As such, subsection 142(2) of the ITAA 1936 is not satisfied.
As subsections 142(1) and 142(2) of the ITAA 1936 do not apply to the premiums paid or payable under the insurance contract between Company A and Company B, section 143 of the ITAA 1936 has no application in the circumstances.
Non-resident interest withholding tax
It has been determined previously that under the insurance contract between Company A and Company B, section 143 of the ITAA 1936 has no application in the calculation of the taxable income of Company A.
Company A does not have a permanent establishment in Australia.
Company A receives interest income from funds placed on deposit with an Australian resident group company. This income is subject to Australian interest withholding tax at the rate of 10%.
Subsection 6-5(3) of the ITAA 1997 provides that the assessable income of a non-resident includes ordinary income derived directly or indirectly from all Australian sources during the income year.
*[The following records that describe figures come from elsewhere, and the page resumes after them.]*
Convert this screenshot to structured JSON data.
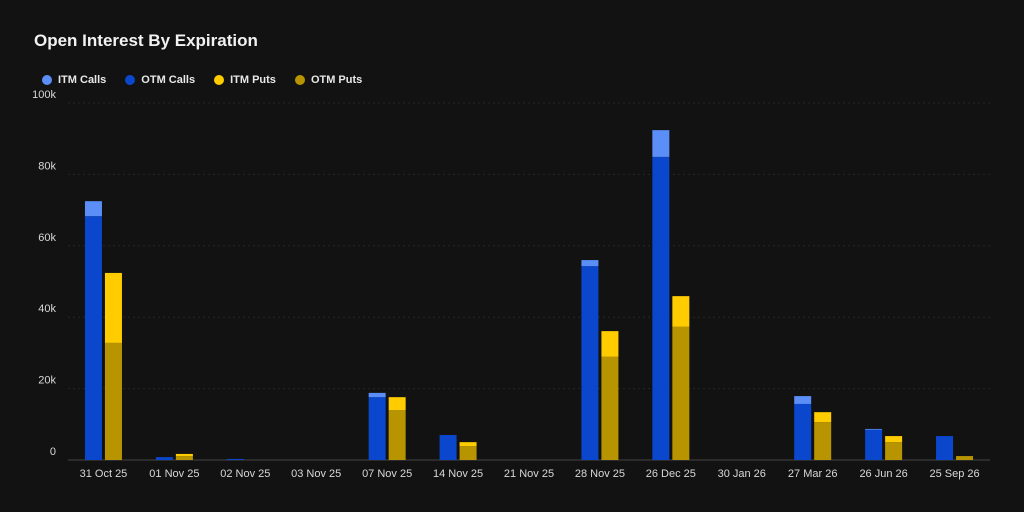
{
  "chart_data": {
    "type": "bar",
    "stacked": true,
    "title": "Open Interest By Expiration",
    "categories": [
      "31 Oct 25",
      "01 Nov 25",
      "02 Nov 25",
      "03 Nov 25",
      "07 Nov 25",
      "14 Nov 25",
      "21 Nov 25",
      "28 Nov 25",
      "26 Dec 25",
      "30 Jan 26",
      "27 Mar 26",
      "26 Jun 26",
      "25 Sep 26"
    ],
    "series": [
      {
        "name": "ITM Calls",
        "stack": "calls",
        "color": "#5b8ef7",
        "values": [
          4200,
          0,
          0,
          0,
          1200,
          0,
          0,
          1700,
          7500,
          0,
          2200,
          200,
          0
        ]
      },
      {
        "name": "OTM Calls",
        "stack": "calls",
        "color": "#0a47cc",
        "values": [
          68300,
          800,
          300,
          0,
          17600,
          7000,
          0,
          54300,
          84900,
          0,
          15700,
          8500,
          6700
        ]
      },
      {
        "name": "ITM Puts",
        "stack": "puts",
        "color": "#ffcc00",
        "values": [
          19600,
          600,
          0,
          0,
          3600,
          1100,
          0,
          7200,
          8600,
          0,
          2800,
          1700,
          0
        ]
      },
      {
        "name": "OTM Puts",
        "stack": "puts",
        "color": "#b89500",
        "values": [
          32800,
          1100,
          0,
          0,
          14000,
          3900,
          0,
          28900,
          37300,
          0,
          10600,
          5000,
          1100
        ]
      }
    ],
    "ylim": [
      0,
      100000
    ],
    "yticks": [
      "0",
      "20k",
      "40k",
      "60k",
      "80k",
      "100k"
    ],
    "grid": true,
    "legend_position": "top-left"
  }
}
Interest is ordinary income for the purposes of subsection 6-5(3) of the ITAA 1997.
Section 128D of the ITAA 1936 provides that interest upon which withholding tax is payable is not assessable income and is not exempt income.
A non-resident is liable for withholding tax on interest paid by an Australian resident pursuant to subparagraph 128B(2)(a)(i) and subsection 128B(5) of the ITAA 1936. This is provided the interest is not derived by the non-resident in carrying on a business in Australia through a permanent establishment.
Section 7 of the Income Tax (Dividends, Interest and Royalties Withholding Tax) Act 1974 provides that the rate of withholding tax on interest paid to non-residents is 10%.
In determining liability to tax on income derived by a non-resident, it is also necessary to consider any applicable tax treaty that Australia may have concluded with the country of residence of the non-resident.
Company A is a resident of Country X for income tax purposes, therefore Australia's right to tax Australian sourced interest derived by Company A during the period of the ruling is subject to the provisions of the applicable tax treaty between Australia and Country X ('the Country X treaty').
Accordingly, interest income of Company A that is paid by an Australian resident is subject to withholding tax at the rate of 10% pursuant to the Country X treaty.
Therefore, as the income is subject to withholding tax it is excluded from Company A's assessable income pursuant to section 128D of the ITAA 1936.